Planning for Success: Scouting Patterson

It’s no one’s fault. Frankly, the first two months of Lamar Patterson’s marvelous senior season went by mostly unnoticed for pretty good reasons. Besides, the fifth-year senior’s career to date was that of an archetypal Jamie Dixon player: solid, consistent, productive and inconspicuous. We had him pegged, right? There was zero reason to see this coming.

“This,” as we now know, is the best individual campaign waged by any player not named Doug McDermott. In Saturday’s victory at Maryland, Pitt’s star forward poured in 28 points on 14 shots with seven rebounds, seven assists and four steals. It was a helpful microcosm of his peerless season in whole. To date, Patterson is averaging 17.9 points, 4.8 rebounds, 4.7 assists and 1.4 steals per game. He uses 28 percent of his team’s possessions, and he is ruthlessly efficient with them, whether he’s scoring (he shoots 56.6 percent from 2 and 42.9 percent from 3) or distributing (where 32.8 percent of his possessions end in assists).
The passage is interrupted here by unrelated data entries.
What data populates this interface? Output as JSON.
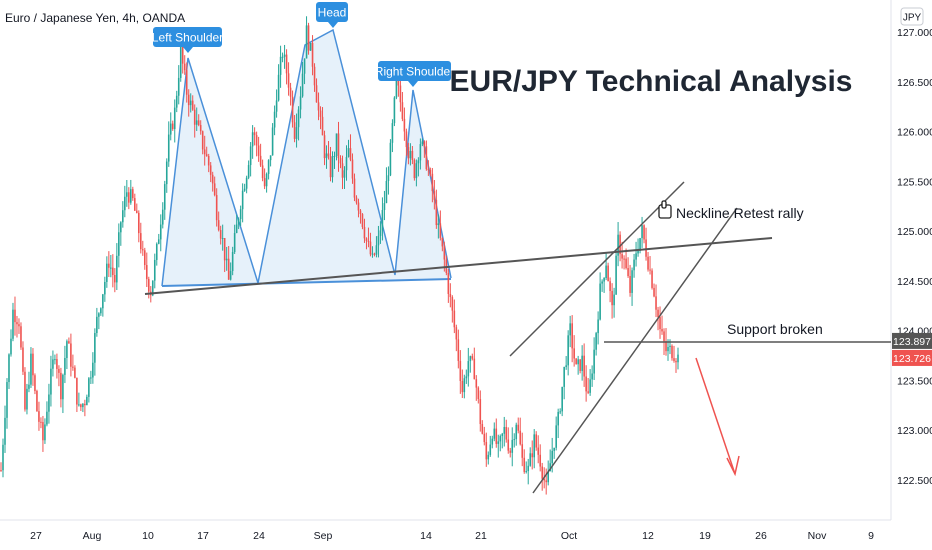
{
  "symbol_title": "Euro / Japanese Yen, 4h, OANDA",
  "currency": "JPY",
  "main_title": "EUR/JPY Technical Analysis",
  "annotations": {
    "left_shoulder": "Left Shoulder",
    "head": "Head",
    "right_shoulder": "Right Shoulder",
    "neckline_retest": "Neckline Retest rally",
    "support_broken": "Support broken"
  },
  "colors": {
    "up": "#26a69a",
    "down": "#ef5350",
    "pattern_line": "#4a90d9",
    "pattern_fill": "#d6e8f7",
    "label_bg": "#2d8fe0",
    "trend_line": "#555555",
    "price_badge_support": "#555555",
    "price_badge_last": "#ef5350",
    "arrow": "#ef5350"
  },
  "chart_data": {
    "type": "candlestick",
    "title": "Euro / Japanese Yen, 4h, OANDA",
    "ylim": [
      122.25,
      127.3
    ],
    "y_ticks": [
      "127.000",
      "126.500",
      "126.000",
      "125.500",
      "125.000",
      "124.500",
      "124.000",
      "123.500",
      "123.000",
      "122.500"
    ],
    "y_tick_values": [
      127.0,
      126.5,
      126.0,
      125.5,
      125.0,
      124.5,
      124.0,
      123.5,
      123.0,
      122.5
    ],
    "x_ticks": [
      "27",
      "Aug",
      "10",
      "17",
      "24",
      "Sep",
      "14",
      "21",
      "Oct",
      "12",
      "19",
      "26",
      "Nov",
      "9"
    ],
    "support_price": "123.897",
    "last_price": "123.726",
    "support_value": 123.897,
    "last_value": 123.726,
    "price_path": [
      [
        0,
        122.6
      ],
      [
        3,
        123.5
      ],
      [
        6,
        124.2
      ],
      [
        9,
        124.1
      ],
      [
        12,
        123.2
      ],
      [
        15,
        123.7
      ],
      [
        18,
        123.2
      ],
      [
        21,
        122.9
      ],
      [
        24,
        123.4
      ],
      [
        27,
        123.8
      ],
      [
        30,
        123.4
      ],
      [
        33,
        123.9
      ],
      [
        36,
        123.6
      ],
      [
        39,
        123.2
      ],
      [
        42,
        123.3
      ],
      [
        45,
        123.6
      ],
      [
        48,
        124.1
      ],
      [
        51,
        124.4
      ],
      [
        54,
        124.7
      ],
      [
        57,
        124.5
      ],
      [
        60,
        125.1
      ],
      [
        63,
        125.4
      ],
      [
        66,
        125.3
      ],
      [
        69,
        125.0
      ],
      [
        72,
        124.6
      ],
      [
        75,
        124.4
      ],
      [
        78,
        124.8
      ],
      [
        81,
        125.3
      ],
      [
        84,
        125.9
      ],
      [
        87,
        126.2
      ],
      [
        90,
        126.8
      ],
      [
        93,
        126.4
      ],
      [
        96,
        126.2
      ],
      [
        99,
        126.0
      ],
      [
        102,
        125.8
      ],
      [
        105,
        125.6
      ],
      [
        108,
        125.2
      ],
      [
        111,
        124.9
      ],
      [
        114,
        124.5
      ],
      [
        117,
        124.9
      ],
      [
        120,
        125.3
      ],
      [
        123,
        125.6
      ],
      [
        126,
        126.0
      ],
      [
        129,
        125.8
      ],
      [
        132,
        125.4
      ],
      [
        135,
        125.8
      ],
      [
        138,
        126.4
      ],
      [
        141,
        126.8
      ],
      [
        144,
        126.5
      ],
      [
        147,
        126.0
      ],
      [
        150,
        126.4
      ],
      [
        153,
        127.0
      ],
      [
        156,
        126.7
      ],
      [
        159,
        126.2
      ],
      [
        162,
        125.8
      ],
      [
        165,
        125.6
      ],
      [
        168,
        125.9
      ],
      [
        171,
        125.5
      ],
      [
        174,
        125.8
      ],
      [
        177,
        125.4
      ],
      [
        180,
        125.2
      ],
      [
        183,
        124.9
      ],
      [
        186,
        124.7
      ],
      [
        189,
        124.9
      ],
      [
        192,
        125.3
      ],
      [
        195,
        125.8
      ],
      [
        198,
        126.5
      ],
      [
        201,
        126.2
      ],
      [
        204,
        125.8
      ],
      [
        207,
        125.6
      ],
      [
        210,
        125.9
      ],
      [
        213,
        125.7
      ],
      [
        216,
        125.4
      ],
      [
        219,
        125.0
      ],
      [
        222,
        124.7
      ],
      [
        225,
        124.3
      ],
      [
        228,
        123.9
      ],
      [
        231,
        123.4
      ],
      [
        234,
        123.7
      ],
      [
        237,
        123.6
      ],
      [
        240,
        123.1
      ],
      [
        243,
        122.7
      ],
      [
        246,
        123.0
      ],
      [
        249,
        122.8
      ],
      [
        252,
        123.0
      ],
      [
        255,
        122.8
      ],
      [
        258,
        123.1
      ],
      [
        261,
        122.7
      ],
      [
        264,
        122.6
      ],
      [
        267,
        122.9
      ],
      [
        270,
        122.7
      ],
      [
        273,
        122.4
      ],
      [
        276,
        122.8
      ],
      [
        279,
        123.1
      ],
      [
        282,
        123.6
      ],
      [
        285,
        124.0
      ],
      [
        288,
        123.6
      ],
      [
        291,
        123.7
      ],
      [
        294,
        123.3
      ],
      [
        297,
        123.8
      ],
      [
        300,
        124.4
      ],
      [
        303,
        124.7
      ],
      [
        306,
        124.2
      ],
      [
        309,
        124.9
      ],
      [
        312,
        124.7
      ],
      [
        315,
        124.4
      ],
      [
        318,
        124.8
      ],
      [
        321,
        125.0
      ],
      [
        324,
        124.7
      ],
      [
        327,
        124.4
      ],
      [
        330,
        124.0
      ],
      [
        333,
        123.8
      ],
      [
        336,
        123.8
      ],
      [
        339,
        123.73
      ]
    ]
  }
}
As a helpful bonus, Patterson manages to contribute to Pitt’s elite defense by rebounding and racking up those steals, all while committing just under two fouls per 40 minutes.
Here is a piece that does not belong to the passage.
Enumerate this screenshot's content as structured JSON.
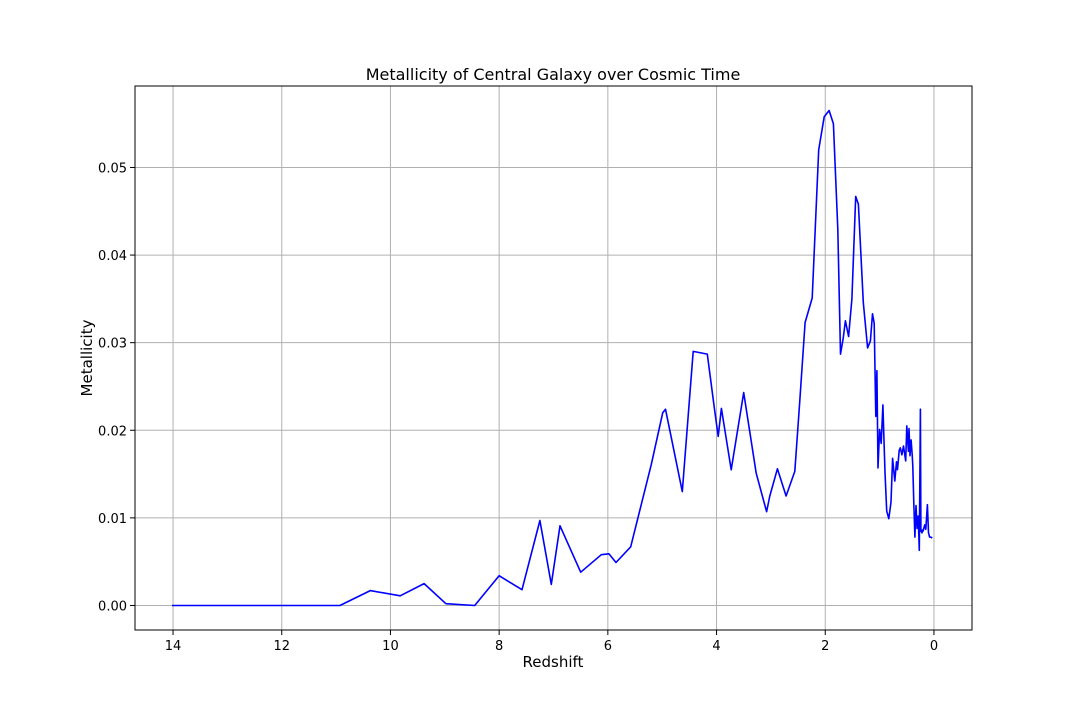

He also has one of the prettiest jump shots in recorded human history. So there’s that.

In other words: There is nothing Patterson hasn’t done well this season. When Duke’s defense arrives Monday night, it doesn’t merely face the prospect of a tough road game against a good Pittsburgh team in a raucous Petersen Events Center. It has to find a way to stop -- or, to use the cliche, hope to contain -- one of the two or three best offensive players in the country.

This is a daunting ask of any team. It is especially so given the Blue Devils’ season-long defensive struggles. Even factoring for Duke’s recent strides — the Blue Devils played their best defensive game of the season Saturday against Florida State and held NC State and Miami to 106 points in 127 possessions before that — the sheer matchup implications are frightening. Patterson is a walking, talking, sweet-shooting, 6-foot-8 matchup nightmare. Do you dare expose Rodney Hood to that? Can you ask Jabari Parker to turn into a lockdown defender overnight? Do you really want either player chasing Patterson off screens all night?
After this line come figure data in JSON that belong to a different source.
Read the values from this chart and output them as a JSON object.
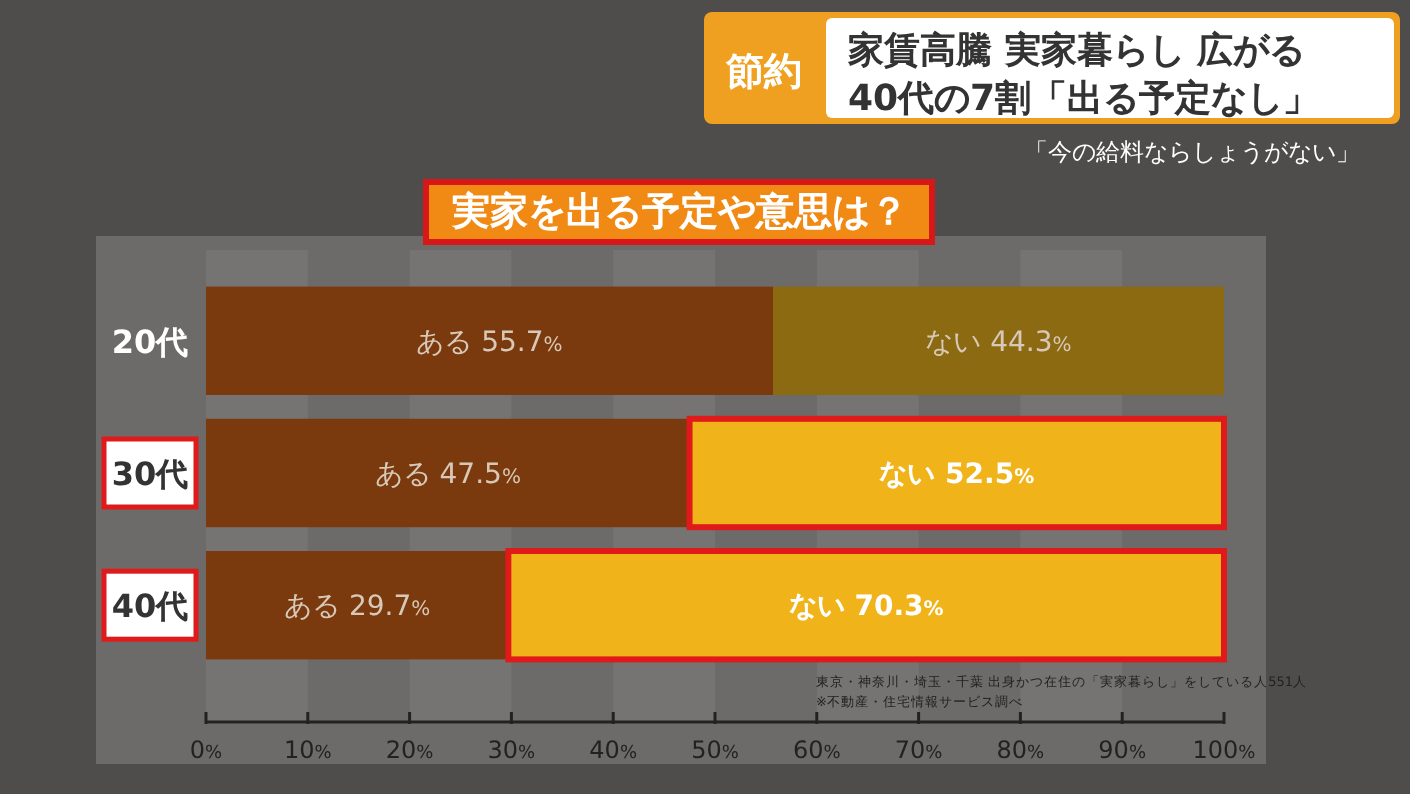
{
  "chart_data": {
    "type": "bar",
    "orientation": "horizontal",
    "stacked": true,
    "title": "実家を出る予定や意思は？",
    "annotations": [
      "節約",
      "家賃高騰 実家暮らし 広がる",
      "40代の7割「出る予定なし」",
      "「今の給料ならしょうがない」",
      "東京・神奈川・埼玉・千葉 出身かつ在住の「実家暮らし」をしている人551人",
      "※不動産・住宅情報サービス調べ"
    ],
    "categories": [
      "20代",
      "30代",
      "40代"
    ],
    "series": [
      {
        "color": "#7a3a0e",
        "values": [
          55.7,
          47.5,
          29.7
        ],
        "value_labels": [
          "ある 55.7%",
          "ある 47.5%",
          "ある 29.7%"
        ]
      },
      {
        "colors": [
          "#8c6a12",
          "#f0b41a",
          "#f0b41a"
        ],
        "values": [
          44.3,
          52.5,
          70.3
        ],
        "value_labels": [
          "ない 44.3%",
          "ない 52.5%",
          "ない 70.3%"
        ]
      }
    ],
    "xlim": [
      0,
      100
    ],
    "xticks": [
      {
        "value": 0,
        "label": "0%"
      },
      {
        "value": 10,
        "label": "10%"
      },
      {
        "value": 20,
        "label": "20%"
      },
      {
        "value": 30,
        "label": "30%"
      },
      {
        "value": 40,
        "label": "40%"
      },
      {
        "value": 50,
        "label": "50%"
      },
      {
        "value": 60,
        "label": "60%"
      },
      {
        "value": 70,
        "label": "70%"
      },
      {
        "value": 80,
        "label": "80%"
      },
      {
        "value": 90,
        "label": "90%"
      },
      {
        "value": 100,
        "label": "100%"
      }
    ],
    "grid": false
  }
}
No. To have any hope, Duke will have to defend Patterson as a team. Phase One of any such plan means never, ever losing him on the wing. More than 23 percent of Patterson’s possessions to date have come via spot-up shots, according to Synergy, when he averages 1.28 points per possession. Nearly 40 percent of Patterson’s overall possessions are 3s, per hoop-math.com. You can’t let him shoot, plain and simple. If you do, Phase Two is prayer.

If you don’t, Phase Two of the stop-Patterson plan means turning hard close-outs into good team recoveries. When Patterson puts the ball on the floor, he wants to get to the rim, where he shoots nearly 70 percent. Rotating and forcing him to stop short -- coaxing him into mid-range jumpers, where he shoots just 40 percent -- is your best chance of a missed shot.

The brings us to Phase Three: Owning the top of pick and rolls. Dixon puts Patterson into pick and rolls on 19.5 percent of his possessions. Sometimes, these possessions come from designed plays — fluid little multi-pick rollout sets that get multiple defenders chasing screens before the pivotal pick for Patterson is set. Sometimes, these possessions come from breakdowns — Pitt’s offense will work the shot clock to a stalemate then pull out, set Patterson alone in space, and let him figure it out.

Overall, Patterson averages 0.81 points per possession as the ball-handler on pick and rolls. That’s good (synergy actually describes it as “good,” so you know it’s … OK, sorry) but stoppable. For all of his gifts, Patterson is still a 6-8 forward handling the ball more than ever before. He wants to shoot over the top of those screens, and if he can’t, he wants to get to the rim, score, get fouled, or both. Good defenses — such as Clemson, which switched athletic bigs and forced two turnovers* and two misses in Patterson’s five pick and roll plays — can hassle him into mistakes. (*Worth noting: The first turnover was a travel Patterson committed a split-second before burying a 3. Also worth noting: Pitt blew Clemson out of its own building anyway.)

If a defense can siphon Patterson into that awkward middle area between his silky jumper and his powerful interior finishes, it can do a job. If.

We might not have seen Patterson coming, but Coach K will. It is safe to assume Mike Krzyzewski, who notched his 900th Duke victory Saturday, knows all of this already. Whether his team can execute it Monday night will determine whether he gets win No. 901.